The measles vaccine is part of the Measles Mumps and Rubella (MMR) vaccine that is given in two doses. The vaccine is administered intramuscularly and the first injection is given to children around 13 months (http://www.nhs.uk/conditions/mmr/Pages/Introduction.aspx). The vaccine is not given before this age because these children will have maternal antibodies which would interfere with the vaccine and not generate an appropriately high enough immune response (Moss et al, 2004). A second dose of the MMR vaccine is given to preschool children as a booster as 2-5% of individuals fail to produce an appropriate protective immunity to the first inoculation
(http://www.cdc.gov/vaccines/vpd-vac/combo-vaccines/mmr/faqs-mmr-hcp.htm). New methods of delivery of MMR vaccine have been investigated such as the use of aerosol vaccine which would mimic natural measles infection and the use of DNA vaccine administration. Aerosol vaccine has been found to generate an effective immune response that is equal to that of the currently used vaccine and may also overcome the interference from maternal antibodies however clinical trials are still in progress (Heno-Restrepo et al, 2009). Furthermore, trials into the use of DNA vaccines have proposed a potential to vaccinate children as young as four months (Pasetti et al, 2009).

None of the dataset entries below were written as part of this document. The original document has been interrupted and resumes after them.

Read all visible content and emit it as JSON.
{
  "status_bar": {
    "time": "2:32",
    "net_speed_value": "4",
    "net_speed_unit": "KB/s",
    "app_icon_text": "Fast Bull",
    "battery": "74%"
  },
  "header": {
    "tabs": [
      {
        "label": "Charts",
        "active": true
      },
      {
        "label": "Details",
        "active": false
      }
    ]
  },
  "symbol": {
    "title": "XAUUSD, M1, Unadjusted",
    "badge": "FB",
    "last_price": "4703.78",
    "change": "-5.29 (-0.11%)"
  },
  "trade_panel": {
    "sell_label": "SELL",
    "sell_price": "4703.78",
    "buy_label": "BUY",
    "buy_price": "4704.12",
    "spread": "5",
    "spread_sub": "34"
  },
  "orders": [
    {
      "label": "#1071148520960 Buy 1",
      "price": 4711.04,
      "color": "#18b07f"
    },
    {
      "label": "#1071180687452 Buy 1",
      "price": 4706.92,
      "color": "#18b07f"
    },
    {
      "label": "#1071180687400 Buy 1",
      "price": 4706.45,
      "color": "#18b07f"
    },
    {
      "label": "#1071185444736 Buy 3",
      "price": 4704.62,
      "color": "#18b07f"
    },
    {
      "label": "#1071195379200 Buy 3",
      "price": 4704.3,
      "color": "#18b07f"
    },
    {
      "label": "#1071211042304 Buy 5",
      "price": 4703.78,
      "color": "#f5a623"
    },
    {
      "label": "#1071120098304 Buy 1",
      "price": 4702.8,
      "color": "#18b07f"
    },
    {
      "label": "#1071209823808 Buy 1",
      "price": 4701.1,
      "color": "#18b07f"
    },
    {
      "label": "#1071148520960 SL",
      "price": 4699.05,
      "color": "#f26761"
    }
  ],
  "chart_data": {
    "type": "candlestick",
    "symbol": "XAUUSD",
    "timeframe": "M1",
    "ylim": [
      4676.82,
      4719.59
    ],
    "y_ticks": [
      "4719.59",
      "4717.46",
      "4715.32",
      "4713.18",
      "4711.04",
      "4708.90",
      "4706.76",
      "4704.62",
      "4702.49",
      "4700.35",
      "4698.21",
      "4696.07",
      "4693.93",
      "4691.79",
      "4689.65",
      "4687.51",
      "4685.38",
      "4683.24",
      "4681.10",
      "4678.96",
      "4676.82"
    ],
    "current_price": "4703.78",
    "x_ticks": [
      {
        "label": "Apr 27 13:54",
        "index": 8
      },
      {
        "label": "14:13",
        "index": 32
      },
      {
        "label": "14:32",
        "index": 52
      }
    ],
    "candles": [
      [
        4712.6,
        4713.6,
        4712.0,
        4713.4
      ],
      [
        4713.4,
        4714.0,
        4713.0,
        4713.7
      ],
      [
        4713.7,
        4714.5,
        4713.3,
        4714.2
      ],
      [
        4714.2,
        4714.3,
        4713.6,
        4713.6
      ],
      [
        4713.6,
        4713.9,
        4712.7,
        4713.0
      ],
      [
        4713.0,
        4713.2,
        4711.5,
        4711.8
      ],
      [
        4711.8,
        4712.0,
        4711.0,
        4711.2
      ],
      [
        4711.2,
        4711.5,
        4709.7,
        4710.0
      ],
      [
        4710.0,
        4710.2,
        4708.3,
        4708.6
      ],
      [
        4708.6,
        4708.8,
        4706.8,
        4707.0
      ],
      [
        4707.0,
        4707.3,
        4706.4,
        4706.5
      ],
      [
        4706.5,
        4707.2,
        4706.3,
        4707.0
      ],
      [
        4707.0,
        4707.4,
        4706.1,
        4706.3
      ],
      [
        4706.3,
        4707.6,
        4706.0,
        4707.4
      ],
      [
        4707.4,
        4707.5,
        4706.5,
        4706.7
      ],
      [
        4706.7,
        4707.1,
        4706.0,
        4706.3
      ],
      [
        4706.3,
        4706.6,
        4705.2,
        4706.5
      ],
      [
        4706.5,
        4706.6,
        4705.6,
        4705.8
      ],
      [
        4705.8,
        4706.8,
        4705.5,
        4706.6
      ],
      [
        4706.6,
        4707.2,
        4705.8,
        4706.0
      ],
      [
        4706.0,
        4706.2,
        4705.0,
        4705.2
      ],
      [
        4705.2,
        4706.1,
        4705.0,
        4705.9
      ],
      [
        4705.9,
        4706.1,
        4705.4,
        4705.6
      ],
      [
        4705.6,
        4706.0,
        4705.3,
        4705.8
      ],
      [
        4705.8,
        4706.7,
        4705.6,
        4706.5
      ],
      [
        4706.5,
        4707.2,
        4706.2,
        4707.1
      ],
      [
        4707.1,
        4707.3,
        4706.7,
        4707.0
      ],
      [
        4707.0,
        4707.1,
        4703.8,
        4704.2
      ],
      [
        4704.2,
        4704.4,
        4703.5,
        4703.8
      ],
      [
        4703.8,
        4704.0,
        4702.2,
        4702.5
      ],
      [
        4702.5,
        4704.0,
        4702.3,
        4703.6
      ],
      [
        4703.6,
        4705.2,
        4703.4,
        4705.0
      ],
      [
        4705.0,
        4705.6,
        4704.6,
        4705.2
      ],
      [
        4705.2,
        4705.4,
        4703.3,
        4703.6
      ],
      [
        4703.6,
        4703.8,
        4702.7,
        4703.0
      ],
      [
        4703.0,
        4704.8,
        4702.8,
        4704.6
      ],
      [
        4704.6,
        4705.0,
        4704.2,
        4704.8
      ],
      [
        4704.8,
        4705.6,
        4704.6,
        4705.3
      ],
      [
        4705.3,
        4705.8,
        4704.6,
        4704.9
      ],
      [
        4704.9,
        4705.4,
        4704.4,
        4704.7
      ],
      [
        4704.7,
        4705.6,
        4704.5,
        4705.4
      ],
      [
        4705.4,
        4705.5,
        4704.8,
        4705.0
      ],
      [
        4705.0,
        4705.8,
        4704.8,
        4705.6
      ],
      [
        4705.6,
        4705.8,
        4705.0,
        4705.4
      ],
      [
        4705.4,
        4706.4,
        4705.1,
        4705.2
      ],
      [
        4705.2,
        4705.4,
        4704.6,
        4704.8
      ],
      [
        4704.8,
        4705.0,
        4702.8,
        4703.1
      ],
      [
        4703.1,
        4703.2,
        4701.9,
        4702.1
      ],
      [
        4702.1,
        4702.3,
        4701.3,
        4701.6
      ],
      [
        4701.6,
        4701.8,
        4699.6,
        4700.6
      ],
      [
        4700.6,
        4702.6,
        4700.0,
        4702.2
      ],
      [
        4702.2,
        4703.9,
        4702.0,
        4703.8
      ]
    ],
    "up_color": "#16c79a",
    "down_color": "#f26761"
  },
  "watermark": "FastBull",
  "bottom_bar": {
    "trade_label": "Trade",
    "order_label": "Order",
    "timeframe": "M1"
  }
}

The MMR vaccine has been in the public eye for many years as a result of a paper by Wakefield and colleagues in 1998 which claimed that there was a link between the administration of the MMR vaccine and the development of autism (Farrington et al, 2001). Many studies have been carried out to either prove or disprove this study as these claims led to fear amongst parents regarding vaccination of their children and uptake fell to 80% between 2003 and 2004 as a result of this (Bedford & Ellimen, 2010). As stated in the introduction MV is so contagious even a minor drop in vaccine coverage can lead to a large number of cases. In 2010 after an extensive investigation by the General Medical council it was finally confirmed that the paper by Wakefield was unfounded (Godlee et al, 2001).
Although cases of MV are rarely seen in this country it results in the death of many children in the developing countries. Currently vaccination is given at 13 months of age however many studies are ongoing that could potentially provide a vaccine that could be administered earlier resulting in children being protected earlier and limiting hosts for the virus. Furthermore, malnutrition is one of the major contributing factors in the deaths from measles virus, tackling this problem would also decrease the mortality rate. As stated above MV poses a problem in that infection generates a life long immune response but also leaves the host susceptible to secondary infections. The exact mechanism for this is not yet known therefore more work is needed to answer this problem and potentially combat this immune suppression.